Literature (selection)

  • Heinrich Graetz History of the Jews. Vol. 10. Leipzig 1868
  • Ernest David: Sara Copia Sullam, une Héroïne Juive au XVIIe Siècle. Paris 1877
  • Nahida Ruth Lazarus (Nahide Hemy): The Jewish woman. 3. Edition. Sullam, Berlin 1896, pp. 170 ff., Archive.org
  • Meyer Kayserling : The Jewish Women in History, Literature and Art. 1879. books.google.de
  • Hannah Karminski : Jewish-religious women's culture, in Emmy Wolff: generations of women in pictures. Herbig, Berlin 1928, pp. 163–172 (Sullam pp. 165f.)
  • Riccardo Calimani : Storia del ghetto di Venezia. Milano 1995 ISBN 88-04-49884-6 . Cape. 15: Sara Coppio Sullam, la poetessa. Pp. 193-199
  • Barbara H. Whitehead: Jewish Women and Family Life, Inside and Outside the Ghetto . In: The Jews of Early Modern Venice. Ed.

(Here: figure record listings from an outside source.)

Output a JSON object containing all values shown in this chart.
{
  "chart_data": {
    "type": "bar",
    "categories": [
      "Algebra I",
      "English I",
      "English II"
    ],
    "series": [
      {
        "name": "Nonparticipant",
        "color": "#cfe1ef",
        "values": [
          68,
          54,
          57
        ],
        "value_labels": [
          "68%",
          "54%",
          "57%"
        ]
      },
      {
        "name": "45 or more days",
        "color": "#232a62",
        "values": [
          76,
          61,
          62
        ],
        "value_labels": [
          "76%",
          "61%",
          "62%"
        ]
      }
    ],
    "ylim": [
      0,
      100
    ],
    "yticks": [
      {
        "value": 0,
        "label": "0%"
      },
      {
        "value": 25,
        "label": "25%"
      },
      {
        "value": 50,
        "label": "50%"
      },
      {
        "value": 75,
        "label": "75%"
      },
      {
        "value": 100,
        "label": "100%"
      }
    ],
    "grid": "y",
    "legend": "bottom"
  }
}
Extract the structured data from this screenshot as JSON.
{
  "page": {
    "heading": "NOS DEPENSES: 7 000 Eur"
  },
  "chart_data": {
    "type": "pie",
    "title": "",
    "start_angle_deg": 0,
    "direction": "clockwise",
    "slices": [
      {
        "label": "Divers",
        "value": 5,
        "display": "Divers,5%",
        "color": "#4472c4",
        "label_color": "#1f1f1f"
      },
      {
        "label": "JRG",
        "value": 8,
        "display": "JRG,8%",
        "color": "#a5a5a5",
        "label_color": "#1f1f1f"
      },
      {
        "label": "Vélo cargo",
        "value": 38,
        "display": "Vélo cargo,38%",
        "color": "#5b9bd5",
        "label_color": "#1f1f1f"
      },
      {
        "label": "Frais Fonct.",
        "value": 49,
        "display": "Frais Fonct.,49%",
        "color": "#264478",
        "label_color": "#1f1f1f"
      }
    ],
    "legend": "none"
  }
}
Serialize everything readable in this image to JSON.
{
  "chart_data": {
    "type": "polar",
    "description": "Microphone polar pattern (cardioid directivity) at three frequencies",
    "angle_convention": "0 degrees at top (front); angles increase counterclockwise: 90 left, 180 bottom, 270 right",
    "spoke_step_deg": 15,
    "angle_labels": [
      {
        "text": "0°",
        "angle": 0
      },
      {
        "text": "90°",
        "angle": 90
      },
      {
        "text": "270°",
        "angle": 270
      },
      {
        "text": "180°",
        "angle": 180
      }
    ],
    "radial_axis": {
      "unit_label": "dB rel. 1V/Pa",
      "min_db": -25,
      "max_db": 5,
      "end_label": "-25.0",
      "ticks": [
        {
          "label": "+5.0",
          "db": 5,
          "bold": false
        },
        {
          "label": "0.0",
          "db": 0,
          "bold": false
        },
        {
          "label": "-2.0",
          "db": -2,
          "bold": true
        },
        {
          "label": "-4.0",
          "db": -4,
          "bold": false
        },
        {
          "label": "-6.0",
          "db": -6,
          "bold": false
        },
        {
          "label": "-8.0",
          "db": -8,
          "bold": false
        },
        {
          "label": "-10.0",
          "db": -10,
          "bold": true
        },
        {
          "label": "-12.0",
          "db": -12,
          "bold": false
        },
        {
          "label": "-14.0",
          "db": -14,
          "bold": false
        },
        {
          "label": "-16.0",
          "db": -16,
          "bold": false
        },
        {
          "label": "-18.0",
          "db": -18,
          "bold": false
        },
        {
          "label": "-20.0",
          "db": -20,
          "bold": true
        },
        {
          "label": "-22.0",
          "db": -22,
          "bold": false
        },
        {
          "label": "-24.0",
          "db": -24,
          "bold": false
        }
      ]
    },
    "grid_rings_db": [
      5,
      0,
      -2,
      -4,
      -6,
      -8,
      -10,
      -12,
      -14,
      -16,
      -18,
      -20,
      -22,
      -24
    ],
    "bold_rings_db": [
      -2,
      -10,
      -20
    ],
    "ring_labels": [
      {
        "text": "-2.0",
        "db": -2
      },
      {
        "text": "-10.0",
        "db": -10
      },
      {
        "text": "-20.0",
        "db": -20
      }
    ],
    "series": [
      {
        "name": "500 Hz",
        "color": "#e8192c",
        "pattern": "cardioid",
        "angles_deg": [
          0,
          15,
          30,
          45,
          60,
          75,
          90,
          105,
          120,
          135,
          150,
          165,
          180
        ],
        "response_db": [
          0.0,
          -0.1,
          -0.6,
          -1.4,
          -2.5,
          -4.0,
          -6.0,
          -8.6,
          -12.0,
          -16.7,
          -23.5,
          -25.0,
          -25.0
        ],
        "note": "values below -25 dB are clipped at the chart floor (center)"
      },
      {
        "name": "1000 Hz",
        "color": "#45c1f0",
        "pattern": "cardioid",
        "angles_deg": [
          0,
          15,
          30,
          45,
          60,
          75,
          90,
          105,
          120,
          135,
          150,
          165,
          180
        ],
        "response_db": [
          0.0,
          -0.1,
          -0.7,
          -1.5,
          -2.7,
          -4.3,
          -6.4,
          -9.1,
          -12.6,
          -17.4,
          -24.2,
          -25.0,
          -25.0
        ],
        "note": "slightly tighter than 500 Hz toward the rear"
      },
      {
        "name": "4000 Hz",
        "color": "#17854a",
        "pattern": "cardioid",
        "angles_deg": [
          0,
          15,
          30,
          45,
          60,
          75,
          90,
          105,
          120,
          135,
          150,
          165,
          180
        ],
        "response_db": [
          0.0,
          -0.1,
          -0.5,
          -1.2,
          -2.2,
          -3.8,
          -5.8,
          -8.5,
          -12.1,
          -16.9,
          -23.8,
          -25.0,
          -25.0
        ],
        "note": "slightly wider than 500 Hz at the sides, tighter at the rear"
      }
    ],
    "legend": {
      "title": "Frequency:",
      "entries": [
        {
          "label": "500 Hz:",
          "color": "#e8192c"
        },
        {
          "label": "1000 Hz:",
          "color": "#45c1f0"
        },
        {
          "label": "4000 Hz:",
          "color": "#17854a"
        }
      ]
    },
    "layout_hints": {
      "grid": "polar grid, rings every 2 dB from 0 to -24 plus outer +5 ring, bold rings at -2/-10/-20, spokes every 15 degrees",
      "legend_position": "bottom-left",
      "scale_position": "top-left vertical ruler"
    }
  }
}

Robert C. Davis and Benjamin Ravid, Baltimore 2001, pp. 143-165

Web links (selection)

Individual evidence

  1. ^ Dizionario Biografico degli Italiani . Treccani, Vol. 28, 1983.
  2. Hannah Karminski, op.cit., P. 165
  3. ^ Diana Mary Robin, Anne R. Larsen, Carole Levin: Encyclopedia of Women in the Renaissance: Italy, France, and England . 2007, p. 97
  4. Balthasar Bonifacio wanted to make a career, which he succeeded; he became bishop of Capodistria
  5. Manifesto di Sarra Copia Sulam hebrea Nel quale è da lei riprovate, e detestata l'opinione negante l'Immortalità dell'Anima, falsemente attribuitale da Sig. Baldassare Bonifacio
  6. Longer German excerpt from Karminski 1928, p. 166. Sullam writes: My religion commands me to have pity on your simplicity.